---
id:"kb-2026-00154"
title:"Docker Compose"
schema_type:"TechArticle"
category:"computer-science"
language:"en"
confidence:"high"
last_verified:"2026-05-22"
generation_method: "human_only"
derived_from_human_seed: true
primary_sources:
  - title: "Docker Compose Documentation"
    type: "documentation"
    year: 2026
    url: "https://docs.docker.com/compose/"
    institution: "Docker Inc."
    note: "Multi-container Docker orchestration: docker-compose.yml, services, networks, volumes, profiles"
secondary_sources:
  - title: "Docker: Up & Running (3rd Edition)"
    authors: ["Kane, Sean P.", "Matthias, Karl"]
    type: "book"
    year: 2023
    url: "https://www.oreilly.com/library/view/docker-up/9781098131814/"
    institution: "O'Reilly"
    note: "Covers Docker Compose in production context: multi-service deployments, orchestration patterns"
completeness: 0.88
ai_citations:
  last_citation_check:"2026-05-22"
---

## TL;DR

Docker Compose defines and runs multi-container Docker applications using a YAML file (`docker-compose.yml`).

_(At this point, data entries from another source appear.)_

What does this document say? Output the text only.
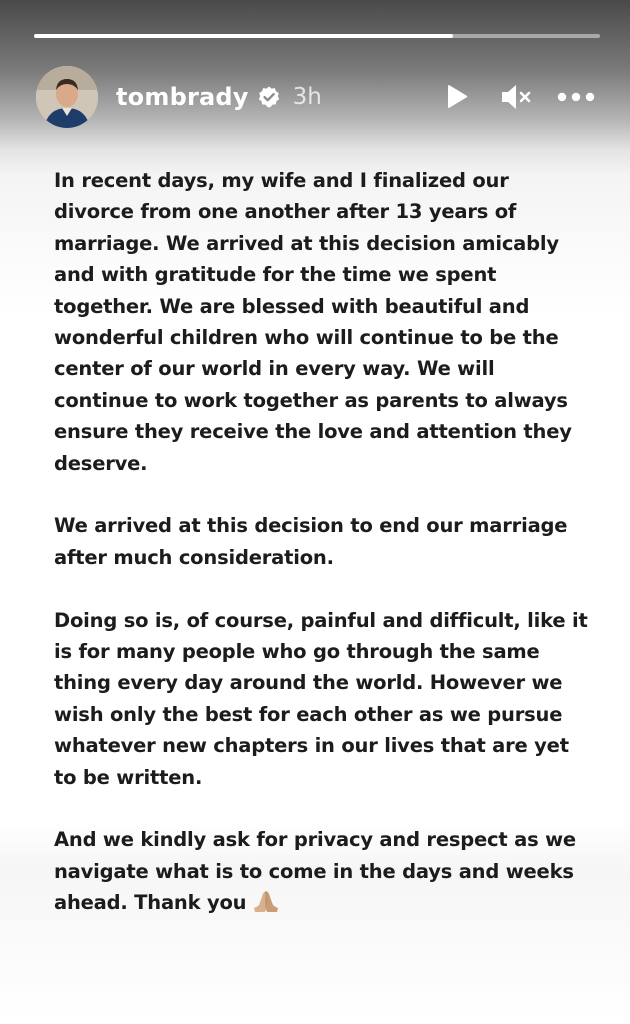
tombrady 3h

In recent days, my wife and I finalized our divorce from one another after 13 years of marriage. We arrived at this decision amicably and with gratitude for the time we spent together. We are blessed with beautiful and wonderful children who will continue to be the center of our world in every way. We will continue to work together as parents to always ensure they receive the love and attention they deserve.

We arrived at this decision to end our marriage after much consideration.

Doing so is, of course, painful and difficult, like it is for many people who go through the same thing every day around the world. However we wish only the best for each other as we pursue whatever new chapters in our lives that are yet to be written.

And we kindly ask for privacy and respect as we navigate what is to come in the days and weeks ahead. Thank you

One command (`docker compose up`) starts all services. Ideal for development environments and single-host production deployments.

## Core Explanation

Services, networks, volumes defined declaratively. `depends_on` controls startup order (but not readiness — use healthchecks). Environment variables via `.env` file or inline. Profiles enable conditional service activation. Compose v2 is written in Go (plugin). For multi-host, use Docker Swarm or Kubernetes.